This review is spoiler-free.
“Leah.’ Mom shakes her head. ‘You’ve got to stop doing this.’
‘Burning everything to the ground whenever something goes wrong.”
Published: 2018, by Penguin.
Format: eBook/ARC from Netgalley
Genre: Young Adult, Contemporary, LGBT, Romance
Contains: Strong Language, Alcohol, Anger, Body Image, Crude Humour
I received a copy of this book from Penguin through Netgalley in exchange for an honest review.
‘Leah on the Offbeat’ is the sequel to bestseller Simon vs. the Homo Sapiens Agenda, following Simon’s best friend, Leah Burke, as she discovers her own sexuality whilst trying to survive high school.
I’m honestly torn on how to review this novel, as much as I was when reviewing the previous instalment of the Creekwood series. However, with this one, I felt as if I’d have more of a chance, Leah being a character I resonated with in Simon vs. However, I kind of felt a little disappointed.
Albertalli’s strongest points is her ability to create wonderful, fun-loving characters that you can’t help but love. However, in this instalment, I felt as if something had changed, their characters becoming dramatic plot devices to create any kind of negative scenario possible. Leah’s character makes multiple bad decisions throughout the book, making her the seemingly antagonist of her own novel, whilst Nick’s character became an accomplice. Abby, Simon and Bram managed to save some kind of adorable fluffiness to the tale, the evolution of the couple was adorable to read, yet I found myself wanting to read more of them rather than Leah; I couldn’t route for her at all. This meant the plot line suffered, in that there was hardly much there to use. In Simon vs, Simon is blackmailed in order to keep his sexuality a secret; In ‘Leah on the Offbeat’… there was nothing, nothing except the character’s journey towards graduation, and she happens to suddenly fall in love along the way. For a book with an easy to read writing style, it took me over a week to read; I had no interest in it.

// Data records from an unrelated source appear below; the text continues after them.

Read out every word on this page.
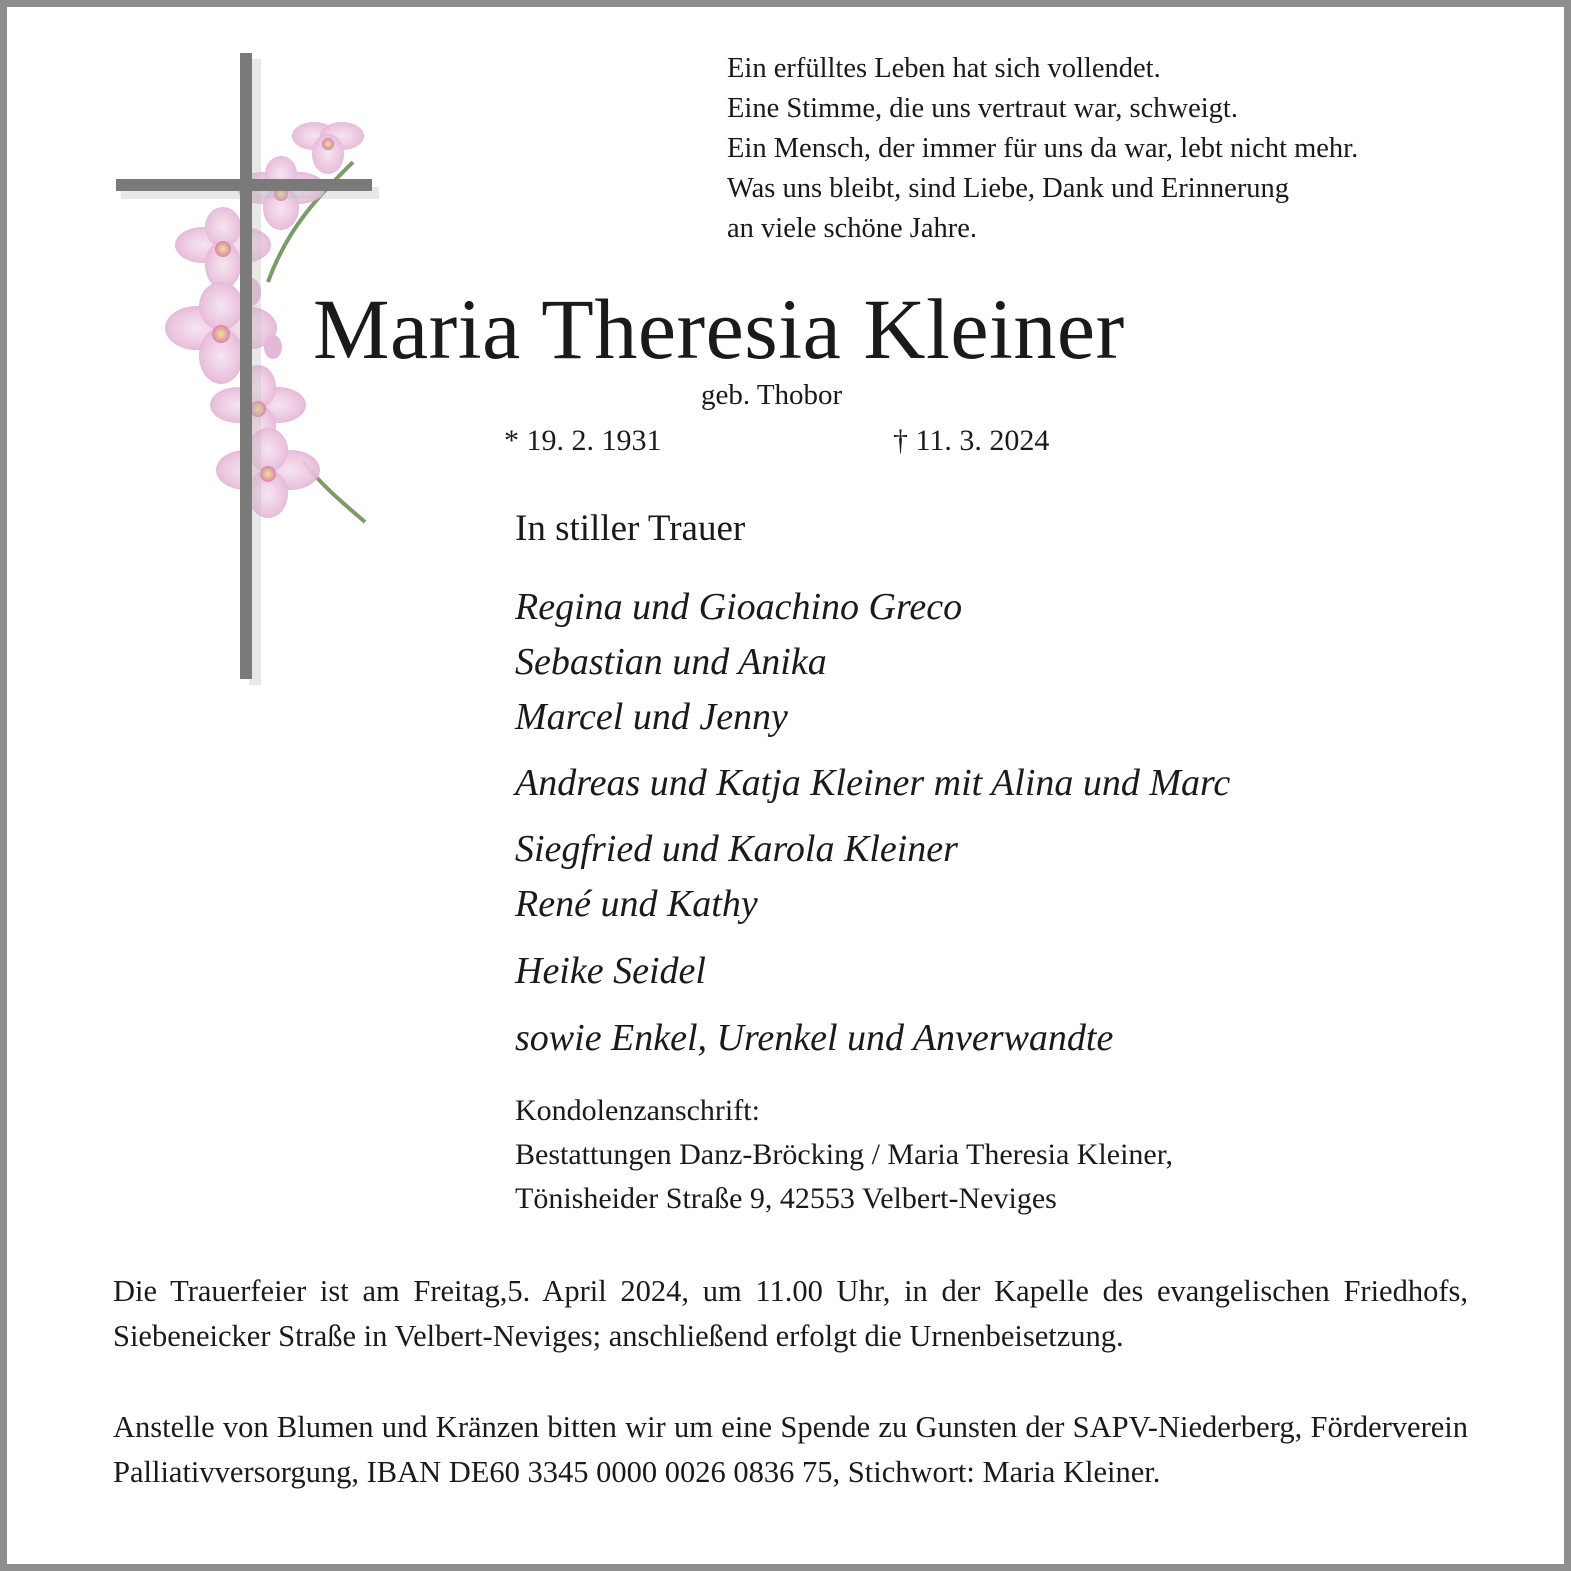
Ein erfülltes Leben hat sich vollendet.
Eine Stimme, die uns vertraut war, schweigt.
Ein Mensch, der immer für uns da war, lebt nicht mehr.
Was uns bleibt, sind Liebe, Dank und Erinnerung
an viele schöne Jahre.
Maria Theresia Kleiner
geb. Thobor
* 19. 2. 1931	† 11. 3. 2024
In stiller Trauer
Regina und Gioachino Greco
Sebastian und Anika
Marcel und Jenny
Andreas und Katja Kleiner mit Alina und Marc
Siegfried und Karola Kleiner
René und Kathy
Heike Seidel
sowie Enkel, Urenkel und Anverwandte
Kondolenzanschrift:
Bestattungen Danz-Bröcking / Maria Theresia Kleiner,
Tönisheider Straße 9, 42553 Velbert-Neviges

Die Trauerfeier ist am Freitag,5. April 2024, um 11.00 Uhr, in der Kapelle des evangelischen Friedhofs, Siebeneicker Straße in Velbert-Neviges; anschließend erfolgt die Urnenbeisetzung.

Anstelle von Blumen und Kränzen bitten wir um eine Spende zu Gunsten der SAPV-Niederberg, Förderverein Palliativversorgung, IBAN DE60 3345 0000 0026 0836 75, Stichwort: Maria Kleiner.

I feel as if the writing style also didn’t assist this, Leah’s outspoken tone was reflected in the writing too much, making it incredibly irritating to read. Although, this was replicated in Simon vs. it was something that prevented me from enjoying it back then and continues now. The constant need to remain ‘relatable’ to the audience was clear in the narrative, referencing countless modern media and using slang terminology to show the age of the protagonist felt unnecessary at times and something more suitable for film rather than literature. I can understand the need to remain relatable to the audience, yet it became annoying and hindered my enjoyment deeply.
Overall, as much as I love the characters of Creekwood, it wasn’t enough to keep me entertained, which is a shame considering the diversity and light-hearted romance the story provides.